Third-party components and attributions: see THIRD_PARTY_NOTICES.md (Python dependencies, Hugging Face assets, reference genomes, and other data URLs). Example: LicenseRef-UCSC-Genome-Browser — https://genome.ucsc.edu/license/

License

NVIDIA-authored code in this repository is licensed under the Apache License, Version 2.0. The full text is in LICENSE.

Each contributed .py file includes NVIDIA SPDX-FileCopyrightText, SPDX-License-Identifier: Apache-2.0, and the short Apache-2.0 notice (through “limitations under the License”), then third-party URL notices scoped to that file (or the line stating that the module does not embed third-party data download URLs). Python package attributions remain in THIRD_PARTY_NOTICES.md.

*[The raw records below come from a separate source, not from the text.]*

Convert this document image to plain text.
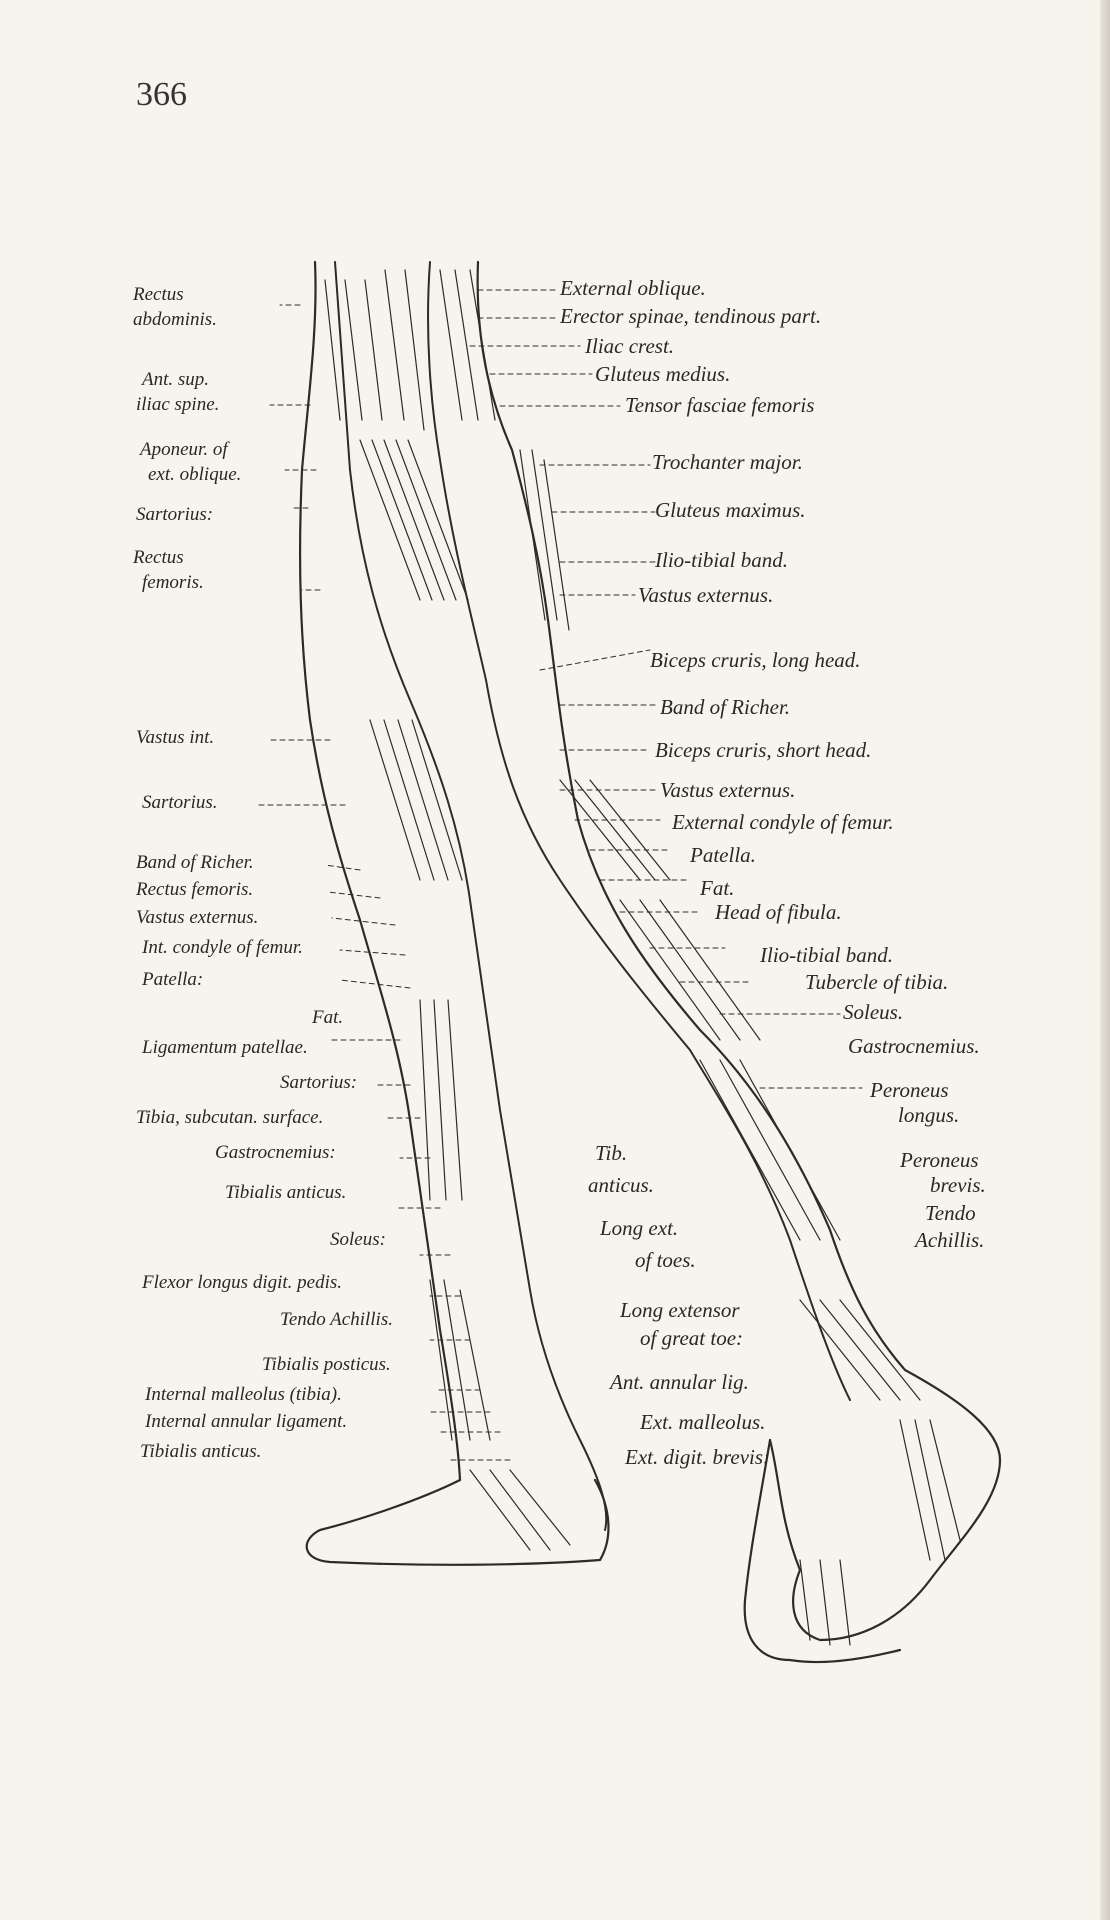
366
External oblique.
Erector spinae, tendinous part.
Iliac crest.
Gluteus medius.
Tensor fasciae femoris
Trochanter major.
Gluteus maximus.
Ilio-tibial band.
Vastus externus.
Biceps cruris, long head.
Band of Richer.
Biceps cruris, short head.
Vastus externus.
External condyle of femur.
Patella.
Fat.
Head of fibula.
Ilio-tibial band.
Tubercle of tibia.
Soleus.
Gastrocnemius.
Peroneus
longus.
Peroneus
brevis.
Tendo
Achillis.
Rectus
abdominis.
Ant. sup.
iliac spine.
Aponeur. of
ext. oblique.
Sartorius:
Rectus
femoris.
Vastus int.
Sartorius.
Band of Richer.
Rectus femoris.
Vastus externus.
Int. condyle of femur.
Patella:
Fat.
Ligamentum patellae.
Sartorius:
Tibia, subcutan. surface.
Gastrocnemius:
Tibialis anticus.
Soleus:
Flexor longus digit. pedis.
Tendo Achillis.
Tibialis posticus.
Internal malleolus (tibia).
Internal annular ligament.
Tibialis anticus.
Tib.
anticus.
Long ext.
of toes.
Long extensor
of great toe:
Ant. annular lig.
Ext. malleolus.
Ext. digit. brevis:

The full Apache-2.0 text is in LICENSE.

Citation

@article{larey2026jepa,
  title={Jepa-dna: Grounding genomic foundation models through joint-embedding predictive architectures},
  author={Ariel Larey, Elay Dahan, Amit Bleiweiss, Raizy Kellerman, Guy Leib, Omri Nayshool, Dan Ofer, Tal Zinger, Dan Dominissini,  Gideon Rechavi,  Nicole Bussola,  Simon Lee,  Shane O’Connell,  Dung Hoang,  Marissa Wirth,  Alexander W. Charney,  Yoli Shavit,  Nati Daniel},
  journal={arXiv preprint arXiv:2602.17162},
  year={2026}
}

For an open PDF version of the work, see https://arxiv.org/pdf/2602.17162.

Security

For reporting security vulnerabilities, see SECURITY.md.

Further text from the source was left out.